Quando nasce Jesmean, Vittorina è una delle prime persone a conoscerla. Le sue attenzioni si riversano su quella piccola creatura, che considera quasi una nipote.
Curiosamente, anche il cuore di Domenico si ammorbidisce davanti a Jesmean: la bambina riesce a sciogliere i suoi pregiudizi.
Da allora, Domenico si è sempre preso cura di Jesmean e della famiglia, trattandoli come se fossero parte della sua. Ogni Natale, Pasqua, Vaisakhi e Diwali vengono celebrati insieme, nonostante le culture differenti: imparano reciprocamente dalle proprie tradizioni.
Non a caso, oggi Jesmean si sente sia italiana che punjabi.
La storia di Harshwinder e Rajinder non è solo una storia di migrazione e di sacrificio. È una storia di legami umani che travalicano le barriere della lingua e della cultura, una storia di accoglienza e di cambiamento. In un piccolo angolo di provincia, tra campi e fabbriche, si è creata una comunità inaspettata, fondata sulla solidarietà e sull’amore.

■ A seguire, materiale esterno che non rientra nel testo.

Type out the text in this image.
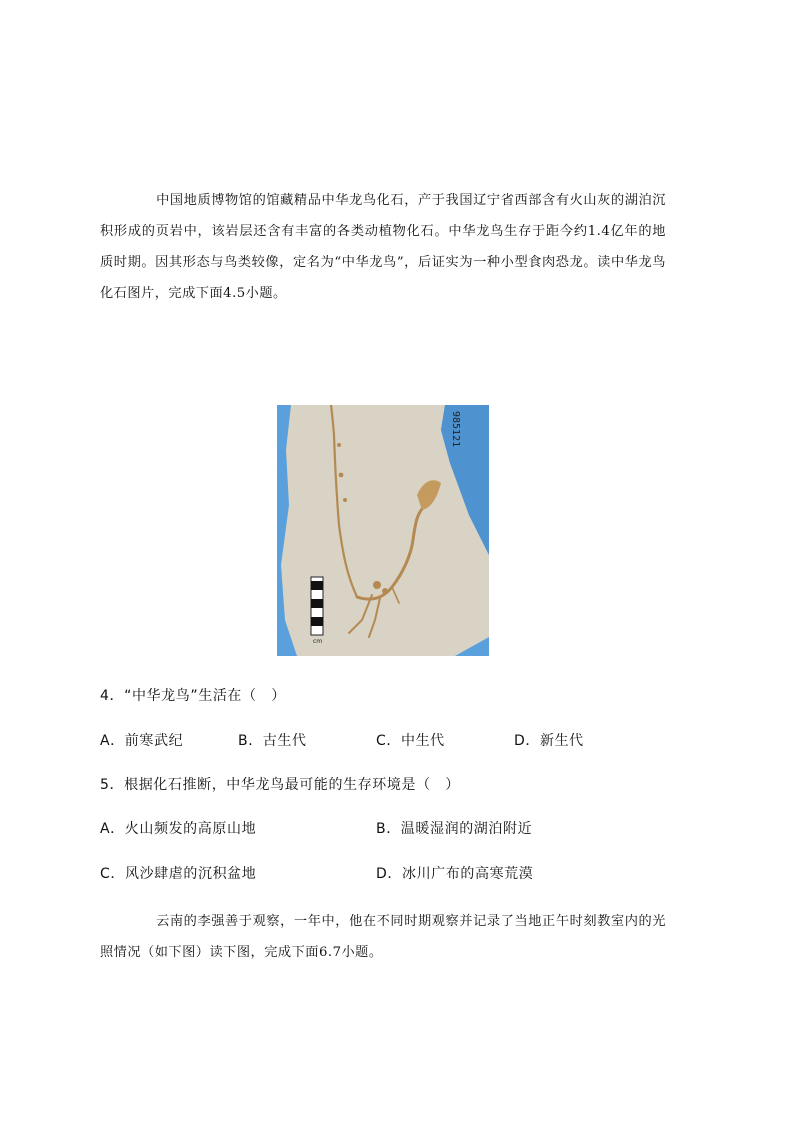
中国地质博物馆的馆藏精品中华龙鸟化石，产于我国辽宁省西部含有火山灰的湖泊沉积形成的页岩中，该岩层还含有丰富的各类动植物化石。中华龙鸟生存于距今约1.4亿年的地质时期。因其形态与鸟类较像，定名为“中华龙鸟”，后证实为一种小型食肉恐龙。读中华龙鸟化石图片，完成下面4.5小题。
cm
985121
4．“中华龙鸟”生活在（　）
A．前寒武纪	B．古生代	C．中生代	D．新生代
5．根据化石推断，中华龙鸟最可能的生存环境是（　）
A．火山频发的高原山地	B．温暖湿润的湖泊附近
C．风沙肆虐的沉积盆地	D．冰川广布的高寒荒漠
云南的李强善于观察，一年中，他在不同时期观察并记录了当地正午时刻教室内的光照情况（如下图）读下图，完成下面6.7小题。
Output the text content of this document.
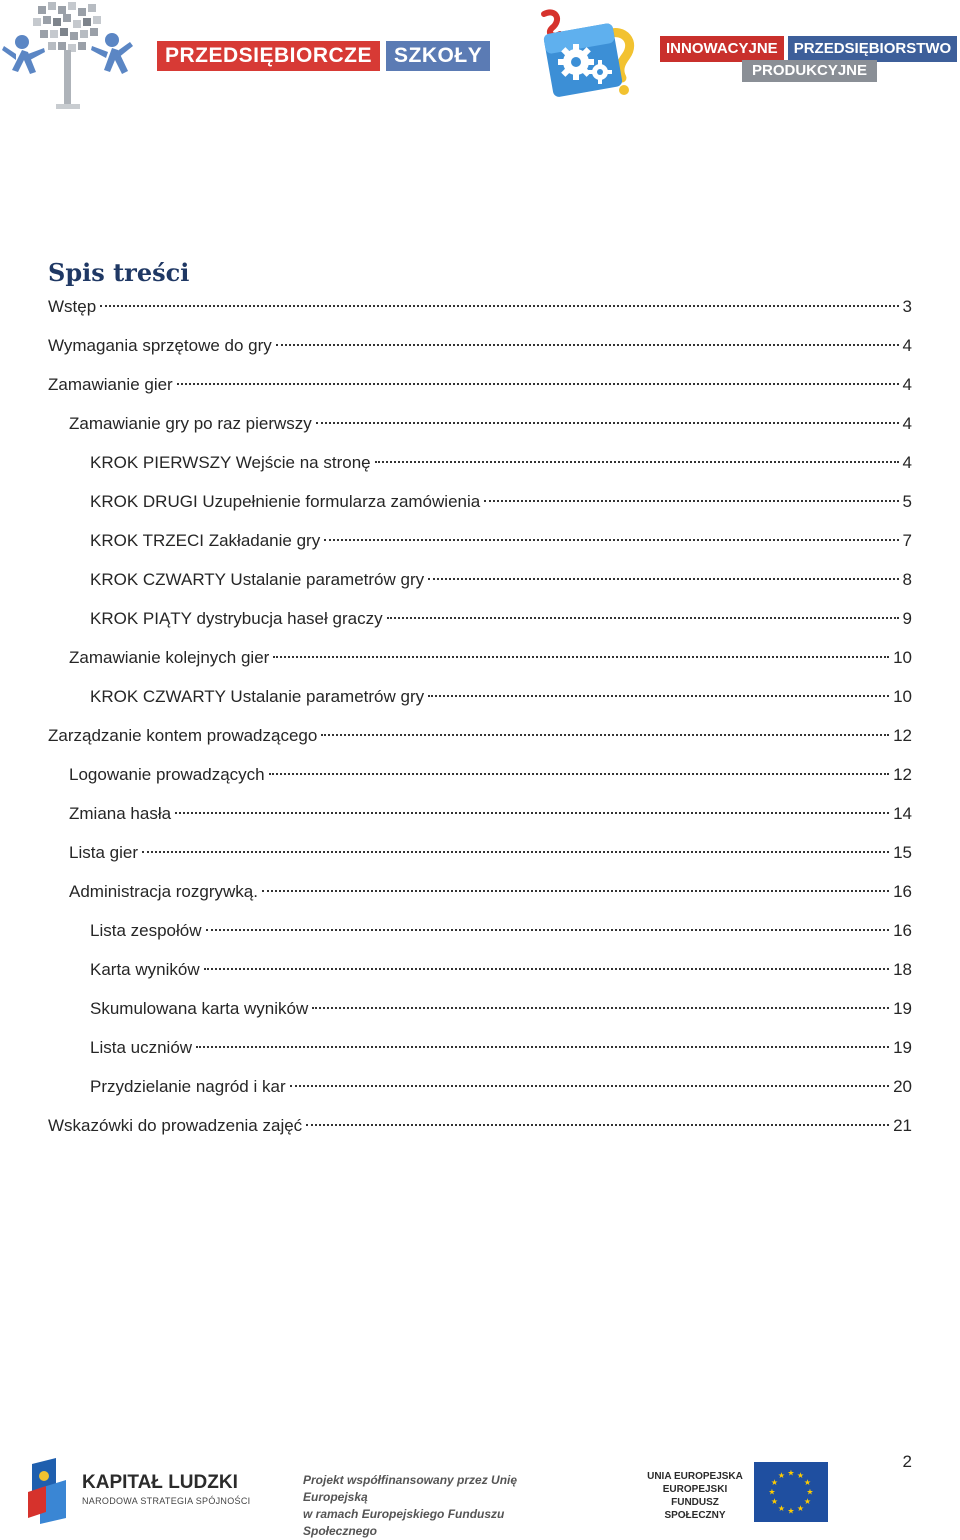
PRZEDSIĘBIORCZE	SZKOŁY	INNOWACYJNE	PRZEDSIĘBIORSTWO
PRODUKCYJNE
Spis treści
Wstęp	3
Wymagania sprzętowe do gry	4
Zamawianie gier	4
Zamawianie gry po raz pierwszy	4
KROK PIERWSZY Wejście na stronę	4
KROK DRUGI Uzupełnienie formularza zamówienia	5
KROK TRZECI Zakładanie gry	7
KROK CZWARTY Ustalanie parametrów gry	8
KROK PIĄTY dystrybucja haseł graczy	9
Zamawianie kolejnych gier	10
KROK CZWARTY Ustalanie parametrów gry	10
Zarządzanie kontem prowadzącego	12
Logowanie prowadzących	12
Zmiana hasła	14
Lista gier	15
Administracja rozgrywką.	16
Lista zespołów	16
Karta wyników	18
Skumulowana karta wyników	19
Lista uczniów	19
Przydzielanie nagród i kar	20
Wskazówki do prowadzenia zajęć	21
2
KAPITAŁ LUDZKI
NARODOWA STRATEGIA SPÓJNOŚCI
Projekt współfinansowany przez Unię Europejską
w ramach Europejskiego Funduszu Społecznego
UNIA EUROPEJSKA
EUROPEJSKI
FUNDUSZ SPOŁECZNY
★ ★
★
★
★
★
★
★
★
★
★
★
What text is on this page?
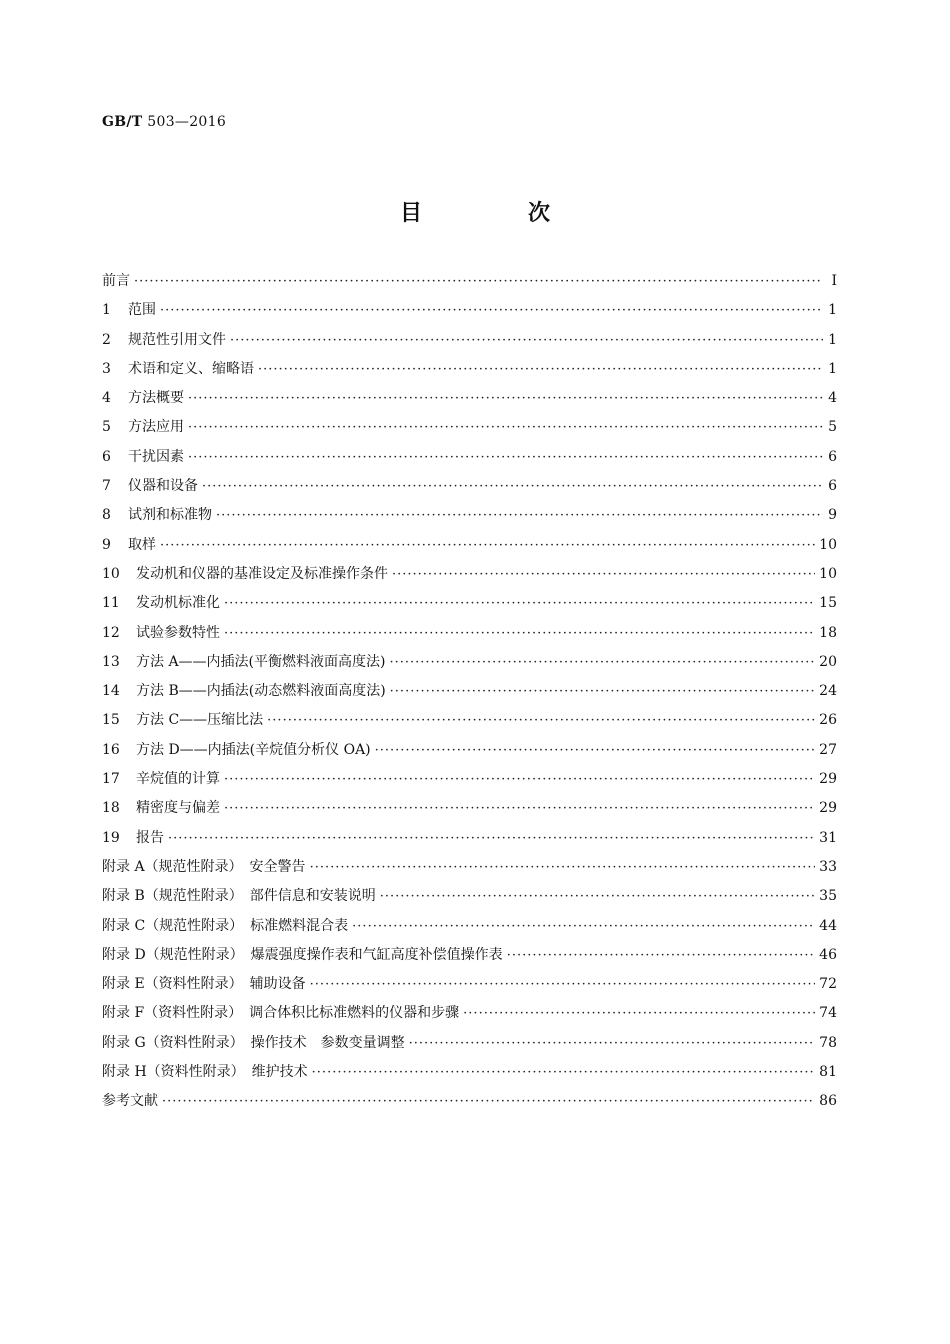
GB/T 503—2016
目　次
前言 ·····	Ⅰ
1	范围 ·····	1
2	规范性引用文件 ·····	1
3	术语和定义、缩略语 ·····	1
4	方法概要 ·····	4
5	方法应用 ·····	5
6	干扰因素 ·····	6
7	仪器和设备 ·····	6
8	试剂和标准物 ·····	9
9	取样 ·····	10
10	发动机和仪器的基准设定及标准操作条件 ·····	10
11	发动机标准化 ·····	15
12	试验参数特性 ·····	18
13	方法 A——内插法(平衡燃料液面高度法) ·····	20
14	方法 B——内插法(动态燃料液面高度法) ·····	24
15	方法 C——压缩比法 ·····	26
16	方法 D——内插法(辛烷值分析仪 OA) ·····	27
17	辛烷值的计算 ·····	29
18	精密度与偏差 ·····	29
19	报告 ·····	31
附录 A（规范性附录）　安全警告 ·····	33
附录 B（规范性附录）　部件信息和安装说明 ·····	35
附录 C（规范性附录）　标准燃料混合表 ·····	44
附录 D（规范性附录）　爆震强度操作表和气缸高度补偿值操作表 ·····	46
附录 E（资料性附录）　辅助设备 ·····	72
附录 F（资料性附录）　调合体积比标准燃料的仪器和步骤 ·····	74
附录 G（资料性附录）　操作技术　参数变量调整 ·····	78
附录 H（资料性附录）　维护技术 ·····	81
参考文献 ·····	86
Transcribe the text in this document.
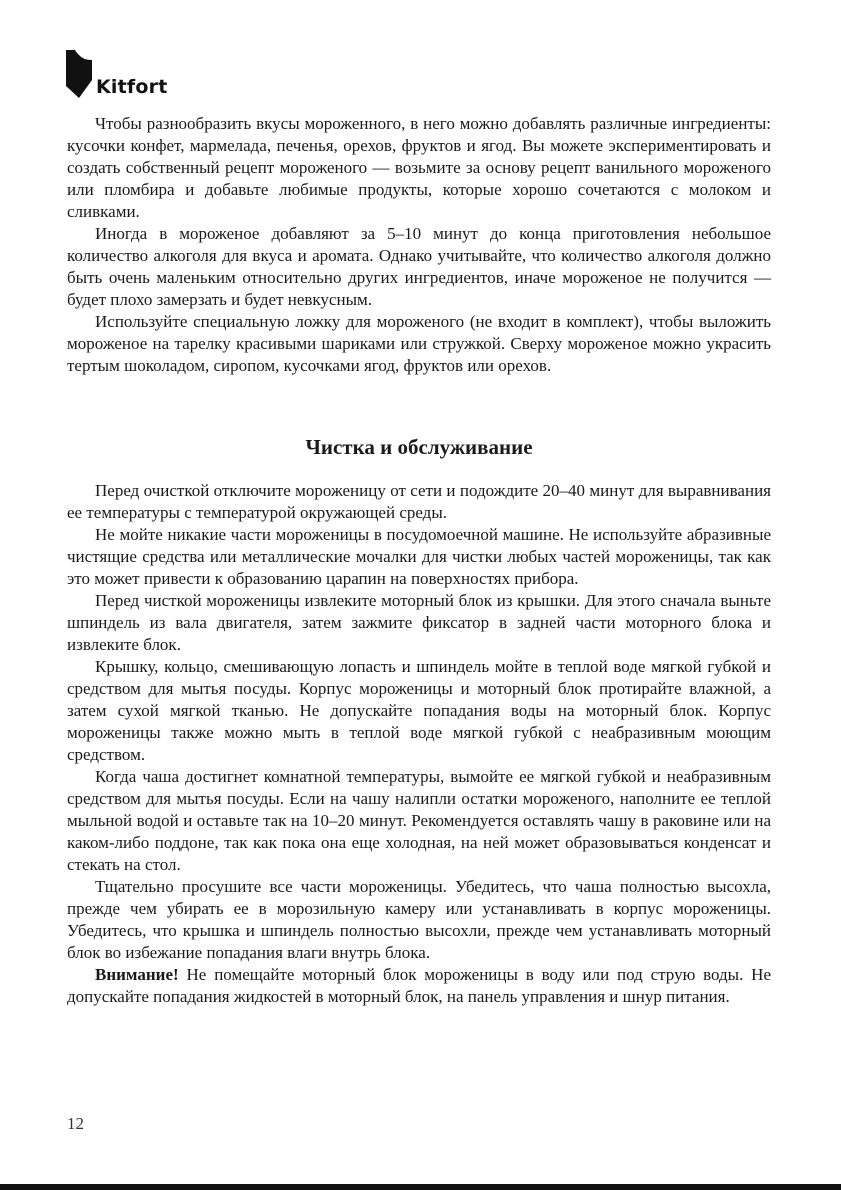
Kitfort

Чтобы разнообразить вкусы мороженного, в него можно добавлять различные ингредиенты: кусочки конфет, мармелада, печенья, орехов, фруктов и ягод. Вы можете экспериментировать и создать собственный рецепт мороженого — возьмите за основу рецепт ванильного мороженого или пломбира и добавьте любимые продукты, которые хорошо сочетаются с молоком и сливками.

Иногда в мороженое добавляют за 5–10 минут до конца приготовления небольшое количество алкоголя для вкуса и аромата. Однако учитывайте, что количество алкоголя должно быть очень маленьким относительно других ингредиентов, иначе мороженое не получится — будет плохо замерзать и будет невкусным.

Используйте специальную ложку для мороженого (не входит в комплект), чтобы выложить мороженое на тарелку красивыми шариками или стружкой. Сверху мороженое можно украсить тертым шоколадом, сиропом, кусочками ягод, фруктов или орехов.

Чистка и обслуживание

Перед очисткой отключите мороженицу от сети и подождите 20–40 минут для выравнивания ее температуры с температурой окружающей среды.

Не мойте никакие части мороженицы в посудомоечной машине. Не используйте абразивные чистящие средства или металлические мочалки для чистки любых частей мороженицы, так как это может привести к образованию царапин на поверхностях прибора.

Перед чисткой мороженицы извлеките моторный блок из крышки. Для этого сначала выньте шпиндель из вала двигателя, затем зажмите фиксатор в задней части моторного блока и извлеките блок.

Крышку, кольцо, смешивающую лопасть и шпиндель мойте в теплой воде мягкой губкой и средством для мытья посуды. Корпус мороженицы и моторный блок протирайте влажной, а затем сухой мягкой тканью. Не допускайте попадания воды на моторный блок. Корпус мороженицы также можно мыть в теплой воде мягкой губкой с неабразивным моющим средством.

Когда чаша достигнет комнатной температуры, вымойте ее мягкой губкой и неабразивным средством для мытья посуды. Если на чашу налипли остатки мороженого, наполните ее теплой мыльной водой и оставьте так на 10–20 минут. Рекомендуется оставлять чашу в раковине или на каком-либо поддоне, так как пока она еще холодная, на ней может образовываться конденсат и стекать на стол.

Тщательно просушите все части мороженицы. Убедитесь, что чаша полностью высохла, прежде чем убирать ее в морозильную камеру или устанавливать в корпус мороженицы. Убедитесь, что крышка и шпиндель полностью высохли, прежде чем устанавливать моторный блок во избежание попадания влаги внутрь блока.

Внимание! Не помещайте моторный блок мороженицы в воду или под струю воды. Не допускайте попадания жидкостей в моторный блок, на панель управления и шнур питания.

12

Il ricordo di Vittorina vive nella memoria di Rajinder e Harshwinder, e soprattutto negli occhi di Jesmean, che cresce sapendo che l’affetto può nascere nei luoghi più inaspettati e tra persone apparentemente distanti.
Domenico, che un tempo era scettico, oggi è lo “zio” per quella bambina che ha cambiato la sua visione del mondo.